Un monde virtuel au quotidien.
En connaissez-vous les règles ?


Il porte plusieurs noms, qui signifient la même chose : e-mail, mail, courrier électronique, message, courriel, etc… Le fait est que le mail fait partie intégrante de votre vie quotidienne et que vous utilisez très fréquemment ce mode de communication pour transmettre diverses informations.

Que ce soit pour votre vie privée ou professionnelle, vous envoyez de nombreux mails par jour. Souvent agrémentés d’icônes, de smileys et/ou autres pièces jointes disponibles dans les multiples applications.

De plus, vous recevez une variété impressionnante d’emails : vos courriels professionnels, vos factures électroniques, vos newsletters, certaines mises à jour de conditions générales, des publicités et offres promotionnelles, sans oublier les spams ou pourriels, les mails qui vous sont transférés par vos collègues ou associés, les vidéos Youtube de votre nièce, les poèmes de votre tonton, les blagues de vos amis, etc…

Jour après jour, vous l’aurez compris, vous êtes inondés et votre boîte de réception déborde. Pour certains, c’est même la panique lorsque vous n’avez pas l’occasion de relever les mails ne fût-ce que durant 24 heures.

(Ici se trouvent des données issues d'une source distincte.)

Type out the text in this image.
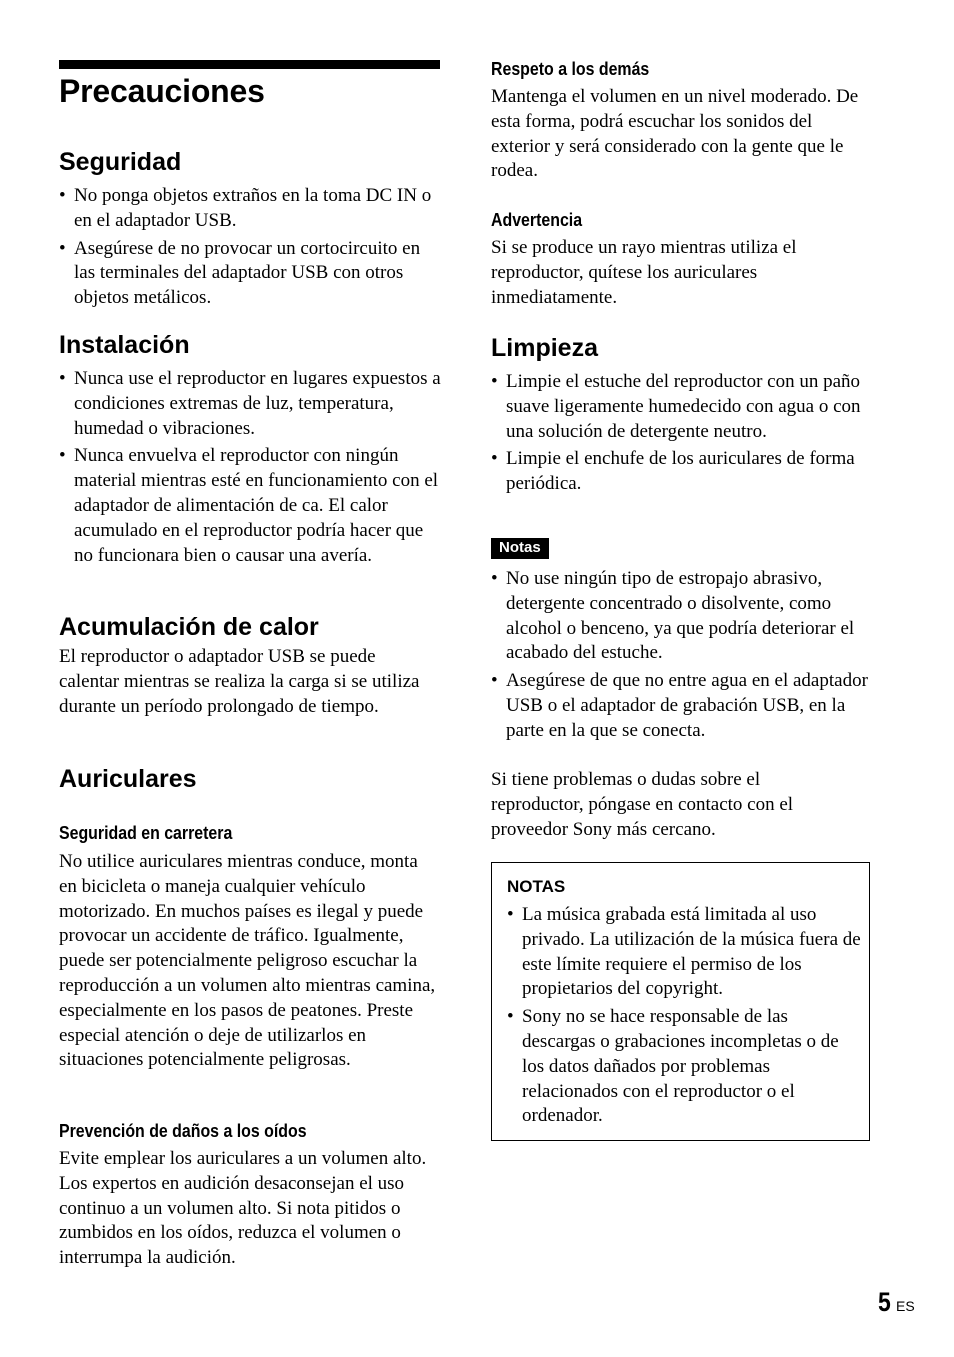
Precauciones
Seguridad
• No ponga objetos extraños en la toma DC IN o en el adaptador USB.
• Asegúrese de no provocar un cortocircuito en las terminales del adaptador USB con otros objetos metálicos.
Instalación
• Nunca use el reproductor en lugares expuestos a condiciones extremas de luz, temperatura, humedad o vibraciones.
• Nunca envuelva el reproductor con ningún material mientras esté en funcionamiento con el adaptador de alimentación de ca. El calor acumulado en el reproductor podría hacer que no funcionara bien o causar una avería.
Acumulación de calor

El reproductor o adaptador USB se puede calentar mientras se realiza la carga si se utiliza durante un período prolongado de tiempo.

Auriculares
Seguridad en carretera

No utilice auriculares mientras conduce, monta en bicicleta o maneja cualquier vehículo motorizado. En muchos países es ilegal y puede provocar un accidente de tráfico. Igualmente, puede ser potencialmente peligroso escuchar la reproducción a un volumen alto mientras camina, especialmente en los pasos de peatones. Preste especial atención o deje de utilizarlos en situaciones potencialmente peligrosas.

Prevención de daños a los oídos

Evite emplear los auriculares a un volumen alto. Los expertos en audición desaconsejan el uso continuo a un volumen alto. Si nota pitidos o zumbidos en los oídos, reduzca el volumen o interrumpa la audición.

Respeto a los demás

Mantenga el volumen en un nivel moderado. De esta forma, podrá escuchar los sonidos del exterior y será considerado con la gente que le rodea.

Advertencia

Si se produce un rayo mientras utiliza el reproductor, quítese los auriculares inmediatamente.

Limpieza
• Limpie el estuche del reproductor con un paño suave ligeramente humedecido con agua o con una solución de detergente neutro.
• Limpie el enchufe de los auriculares de forma periódica.
Notas
• No use ningún tipo de estropajo abrasivo, detergente concentrado o disolvente, como alcohol o benceno, ya que podría deteriorar el acabado del estuche.
• Asegúrese de que no entre agua en el adaptador USB o el adaptador de grabación USB, en la parte en la que se conecta.

Si tiene problemas o dudas sobre el reproductor, póngase en contacto con el proveedor Sony más cercano.

NOTAS
• La música grabada está limitada al uso privado. La utilización de la música fuera de este límite requiere el permiso de los propietarios del copyright.
• Sony no se hace responsable de las descargas o grabaciones incompletas o de los datos dañados por problemas relacionados con el reproductor o el ordenador.
5 ES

Généralement, lorsque vous êtes tellement habitués à quelque chose (écrire des courriels dans ce cas précis), vous n’y prêtez plus aucune attention. Cette chose vous est devenue habituelle. Vous agissez instinctivement. Vous ne prenez plus aucune précaution. Il vous est même arrivé de ne pas avoir le temps de relire ce que vous venez juste d’écrire. Vous l’avez fait tellement vite. C’est justement dans ces moments-là que les choses peuvent vous échapper. Et qu’un mail un peu salé ou trop personnel arrive malencontreusement dans la boîte de réception d’un destinataire autre que celui auquel il était destiné.

Bonjour les quiproquos. Ohhh. Zut. Trop tard. Si seulement vous pouviez faire « delete/effacer/undo/annuler ». Appuyer sur n’importe quelle autre touche ou demander à l’excentrique Doc de « Back to the Future » de vous ramener juste quelques petites secondes en arrière.

Bref, pour éviter de telles situations délicates, apprenez à être prévoyant et prenez les devants. Suivez ces quelques conseils pratiques.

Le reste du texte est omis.